Êtes-vous favorable à la réintégration de la Mauritanie dans la Communauté économique des États de l’Afrique de l’Ouest (Cedeao) ?
De la même manière, nous étudierons cette question en temps voulu. La situation évolue. Si nous devenons un important pays pétrolier, par exemple, nous devrons préserver nos intérêts et nos frontières. Mais il est trop tôt pour en parler. Réglons d’abord l’essentiel, à savoir nos problèmes intérieurs. Ce qui ne doit pas nous empêcher de jouer un rôle dans l’espace maghrébo-ouest-africain.
La Mauritanie est souvent présentée comme un pays biculturel, avec un pied au Nord et l’autre au Sud
La Mauritanie est arabe, africaine et islamique. Cela signifie que notre dimension africaine doit absolument être préservée et développée. L’identité arabe, elle, est plus évidente. Si nous réussissons la symbiose de ces trois éléments, la Mauritanie se portera bien.
Comment envisagez-vous les relations avec la France ?
La France et, plus généralement, l’Europe sont nos partenaires naturels. Il faut toujours s’appuyer sur plus puissant que soi. C’est un ensemble géographique auquel nous devons nous ancrer.
Mais il y a la concurrence des États-Unis et de la Chine, entre autres
Oui, c’est un point positif. Mais l’Europe est à nos portes et nous parlons le français. Il est donc logique d’approfondir nos liens. Avec pragmatisme.
Vous intéressez-vous à l’élection présidentielle française ?
Assez peu, j’ai de quoi m’occuper ici !
Votre formation, le Rassemblement des forces démocratiques (RFD), entretient des liens étroits avec le Parti socialiste français.

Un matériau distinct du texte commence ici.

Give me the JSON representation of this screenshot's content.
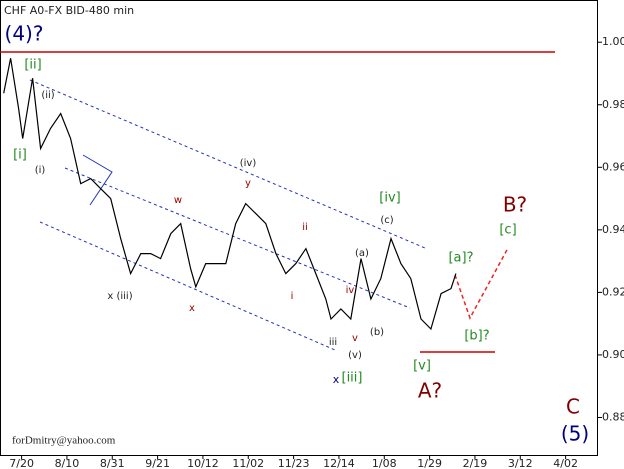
{
  "chart_data": {
    "type": "line",
    "title": "CHF A0-FX BID-480 min",
    "footer": "forDmitry@yahoo.com",
    "xlim": [
      -10,
      267
    ],
    "xticks": [
      {
        "value": 0,
        "label": "7/20"
      },
      {
        "value": 21,
        "label": "8/10"
      },
      {
        "value": 42,
        "label": "8/31"
      },
      {
        "value": 63,
        "label": "9/21"
      },
      {
        "value": 84,
        "label": "10/12"
      },
      {
        "value": 105,
        "label": "11/02"
      },
      {
        "value": 126,
        "label": "11/23"
      },
      {
        "value": 147,
        "label": "12/14"
      },
      {
        "value": 168,
        "label": "1/08"
      },
      {
        "value": 189,
        "label": "1/29"
      },
      {
        "value": 210,
        "label": "2/19"
      },
      {
        "value": 231,
        "label": "3/12"
      },
      {
        "value": 252,
        "label": "4/02"
      }
    ],
    "ylim": [
      0.868,
      1.0135
    ],
    "yticks": [
      0.88,
      {
        "value": 0.9,
        "label": "0.90"
      },
      0.92,
      0.94,
      0.96,
      0.98,
      {
        "value": 1,
        "label": "1.00"
      }
    ],
    "series": [
      {
        "name": "CHF A0-FX",
        "color": "#000000",
        "x": [
          -8.3,
          -5.1,
          -1.4,
          0.5,
          5.1,
          8.8,
          13.4,
          18.1,
          22.7,
          27.4,
          32.0,
          36.6,
          41.3,
          45.9,
          50.5,
          55.2,
          59.8,
          64.4,
          69.1,
          73.7,
          78.3,
          80.7,
          85.3,
          89.9,
          94.6,
          99.2,
          103.8,
          108.5,
          113.1,
          117.8,
          122.4,
          127.0,
          131.7,
          136.3,
          140.9,
          143.3,
          147.9,
          152.5,
          157.2,
          161.8,
          166.4,
          171.1,
          175.7,
          180.3,
          185.0,
          189.6,
          194.3,
          198.9,
          201.2
        ],
        "values": [
          0.9837,
          0.9949,
          0.9788,
          0.9692,
          0.9885,
          0.966,
          0.9724,
          0.9772,
          0.9692,
          0.9548,
          0.9564,
          0.9532,
          0.95,
          0.9372,
          0.926,
          0.9324,
          0.9324,
          0.9308,
          0.9388,
          0.942,
          0.9276,
          0.9218,
          0.9292,
          0.9292,
          0.9292,
          0.942,
          0.9484,
          0.9452,
          0.942,
          0.9324,
          0.926,
          0.9292,
          0.934,
          0.926,
          0.9179,
          0.9115,
          0.9147,
          0.9115,
          0.9308,
          0.9179,
          0.9244,
          0.9372,
          0.9292,
          0.9244,
          0.9115,
          0.9083,
          0.9196,
          0.9212,
          0.926
        ]
      }
    ],
    "annotations": [
      {
        "text": "(4)?",
        "color": "#000080"
      },
      {
        "text": "[ii]",
        "color": "#228b22"
      },
      {
        "text": "(ii)",
        "color": "#222"
      },
      {
        "text": "[i]",
        "color": "#228b22"
      },
      {
        "text": "(i)",
        "color": "#222"
      },
      {
        "text": "(iv)",
        "color": "#222"
      },
      {
        "text": "y",
        "color": "#a00000"
      },
      {
        "text": "w",
        "color": "#a00000"
      },
      {
        "text": "x (iii)",
        "color": "#222"
      },
      {
        "text": "x",
        "color": "#a00000"
      },
      {
        "text": "ii",
        "color": "#a00000"
      },
      {
        "text": "i",
        "color": "#a00000"
      },
      {
        "text": "iii",
        "color": "#222"
      },
      {
        "text": "v",
        "color": "#a00000"
      },
      {
        "text": "(v)",
        "color": "#222"
      },
      {
        "text": "x",
        "color": "#000080"
      },
      {
        "text": "[iii]",
        "color": "#228b22"
      },
      {
        "text": "(a)",
        "color": "#222"
      },
      {
        "text": "iv",
        "color": "#a00000"
      },
      {
        "text": "(b)",
        "color": "#222"
      },
      {
        "text": "(c)",
        "color": "#222"
      },
      {
        "text": "[iv]",
        "color": "#228b22"
      },
      {
        "text": "[v]",
        "color": "#228b22"
      },
      {
        "text": "A?",
        "color": "#800000"
      },
      {
        "text": "[a]?",
        "color": "#228b22"
      },
      {
        "text": "[b]?",
        "color": "#228b22"
      },
      {
        "text": "[c]",
        "color": "#228b22"
      },
      {
        "text": "B?",
        "color": "#800000"
      },
      {
        "text": "C",
        "color": "#800000"
      },
      {
        "text": "(5)",
        "color": "#000080"
      }
    ]
  }
}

Soutenez-vous Ségolène Royal ?
Naturellement. Si je pouvais voter, je voterais pour elle. D’autant que le PS nous a toujours soutenus, même dans les moments les plus difficiles. Ce qui ne nous empêche pas d’entretenir des relations avec l’UMP, les Verts ou le Parti communiste, par exemple.
Imaginez-vous une femme, un jour, à la tête de la Mauritanie ?

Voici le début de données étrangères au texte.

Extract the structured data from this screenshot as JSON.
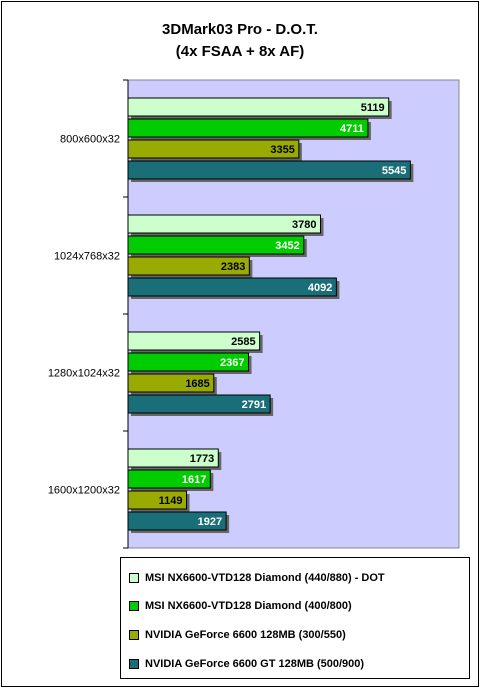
{
  "chart_data": {
    "type": "bar",
    "orientation": "horizontal",
    "title": "3DMark03 Pro - D.O.T.",
    "subtitle": "(4x FSAA + 8x AF)",
    "categories": [
      "800x600x32",
      "1024x768x32",
      "1280x1024x32",
      "1600x1200x32"
    ],
    "series": [
      {
        "name": "MSI NX6600-VTD128 Diamond (440/880) - DOT",
        "color": "#ccffcc",
        "values": [
          5119,
          3780,
          2585,
          1773
        ]
      },
      {
        "name": "MSI NX6600-VTD128 Diamond (400/800)",
        "color": "#00cc00",
        "values": [
          4711,
          3452,
          2367,
          1617
        ]
      },
      {
        "name": "NVIDIA GeForce 6600 128MB (300/550)",
        "color": "#99aa00",
        "values": [
          3355,
          2383,
          1685,
          1149
        ]
      },
      {
        "name": "NVIDIA GeForce 6600 GT 128MB (500/900)",
        "color": "#1a6e78",
        "values": [
          5545,
          4092,
          2791,
          1927
        ]
      }
    ],
    "xlim": [
      0,
      6500
    ],
    "legend_position": "bottom",
    "plot_background": "#ccccff",
    "grid": false
  }
}
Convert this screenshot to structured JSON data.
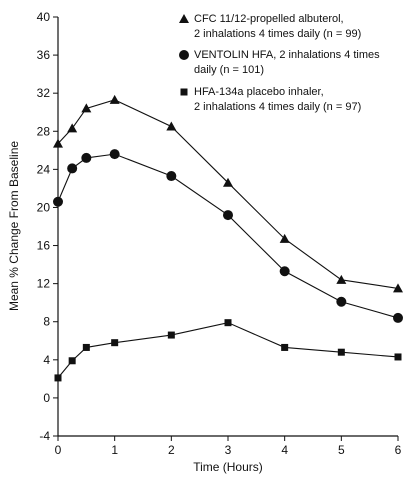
{
  "chart_data": {
    "type": "line",
    "xlabel": "Time (Hours)",
    "ylabel": "Mean % Change From Baseline",
    "xlim": [
      0,
      6
    ],
    "ylim": [
      -4,
      40
    ],
    "xticks": [
      "0",
      "1",
      "2",
      "3",
      "4",
      "5",
      "6"
    ],
    "yticks": [
      "-4",
      "0",
      "4",
      "8",
      "12",
      "16",
      "20",
      "24",
      "28",
      "32",
      "36",
      "40"
    ],
    "grid": false,
    "legend_position": "top-right",
    "series": [
      {
        "name": "CFC 11/12-propelled albuterol,",
        "name_line2": "2 inhalations 4 times daily (n = 99)",
        "marker": "triangle",
        "x": [
          0,
          0.25,
          0.5,
          1,
          2,
          3,
          4,
          5,
          6
        ],
        "y": [
          26.7,
          28.3,
          30.4,
          31.3,
          28.5,
          22.6,
          16.7,
          12.4,
          11.5
        ]
      },
      {
        "name": "VENTOLIN HFA, 2 inhalations 4 times",
        "name_line2": "daily (n = 101)",
        "marker": "circle",
        "x": [
          0,
          0.25,
          0.5,
          1,
          2,
          3,
          4,
          5,
          6
        ],
        "y": [
          20.6,
          24.1,
          25.2,
          25.6,
          23.3,
          19.2,
          13.3,
          10.1,
          8.4
        ]
      },
      {
        "name": "HFA-134a placebo inhaler,",
        "name_line2": "2 inhalations 4 times daily (n = 97)",
        "marker": "square",
        "x": [
          0,
          0.25,
          0.5,
          1,
          2,
          3,
          4,
          5,
          6
        ],
        "y": [
          2.1,
          3.9,
          5.3,
          5.8,
          6.6,
          7.9,
          5.3,
          4.8,
          4.3
        ]
      }
    ]
  }
}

Vous savez, chez nous, les femmes jouent un rôle plus important qu’on ne le croit souvent. Mais cela me semble quand même difficile pour le moment. Même si mon parti se bat pour une meilleure représentation des femmes en politique. Les dernières élections législatives l’ont démontré.

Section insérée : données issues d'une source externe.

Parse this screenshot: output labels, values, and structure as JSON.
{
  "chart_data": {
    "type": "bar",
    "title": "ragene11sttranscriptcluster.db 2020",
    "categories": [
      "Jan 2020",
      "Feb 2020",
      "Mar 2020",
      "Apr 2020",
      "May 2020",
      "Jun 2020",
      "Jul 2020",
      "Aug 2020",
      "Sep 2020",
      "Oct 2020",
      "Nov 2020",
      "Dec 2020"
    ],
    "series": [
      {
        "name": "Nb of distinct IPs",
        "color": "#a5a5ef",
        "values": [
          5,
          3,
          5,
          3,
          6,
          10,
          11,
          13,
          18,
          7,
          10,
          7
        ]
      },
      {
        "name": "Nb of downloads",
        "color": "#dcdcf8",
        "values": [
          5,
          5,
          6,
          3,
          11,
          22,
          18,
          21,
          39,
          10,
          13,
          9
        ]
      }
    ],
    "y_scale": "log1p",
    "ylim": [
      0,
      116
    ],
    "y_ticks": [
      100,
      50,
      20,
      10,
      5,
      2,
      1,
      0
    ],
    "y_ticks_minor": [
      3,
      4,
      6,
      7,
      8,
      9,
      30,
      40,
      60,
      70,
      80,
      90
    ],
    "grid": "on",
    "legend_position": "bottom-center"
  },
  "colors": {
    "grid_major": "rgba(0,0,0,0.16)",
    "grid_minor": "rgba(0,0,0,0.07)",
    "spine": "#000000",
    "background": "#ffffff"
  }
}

La Mauritanie, et la région de Nouadhibou en premier lieu, est devenue un point de départ important de l’émigration clandestine vers l’Europe. Comment faire face à ce phénomène ?
L’Europe a trois peurs : le terrorisme, l’immigration clandestine et une troisième qu’elle ne s’avoue pas toujours, le défi commercial lancé par la Chine et l’Inde. Le Maghreb peut être pour elle un bon partenaire, pour peu qu’elle comprenne qu’il n’est pas son ennemi. Le remède à ces trois peurs est un véritable partenariat économique et politique.
C’est une solution à long terme
L’espoir fait vivre. Les clandestins qui risquent leur vie pour traverser la mer le font parce qu’entre la certitude de mourir de faim chez eux et l’infime espoir d’une vie meilleure, ils choisissent la seconde solution. Si l’Europe nous aide à leur rendre l’espoir, chez eux, ils n’auront plus besoin de mettre leur vie en péril. Cela signifie qu’il faut mettre un terme à la politique de l’autruche et aider au développement économique, mais aussi politique, de nos pays. Donc, plus de démocratie.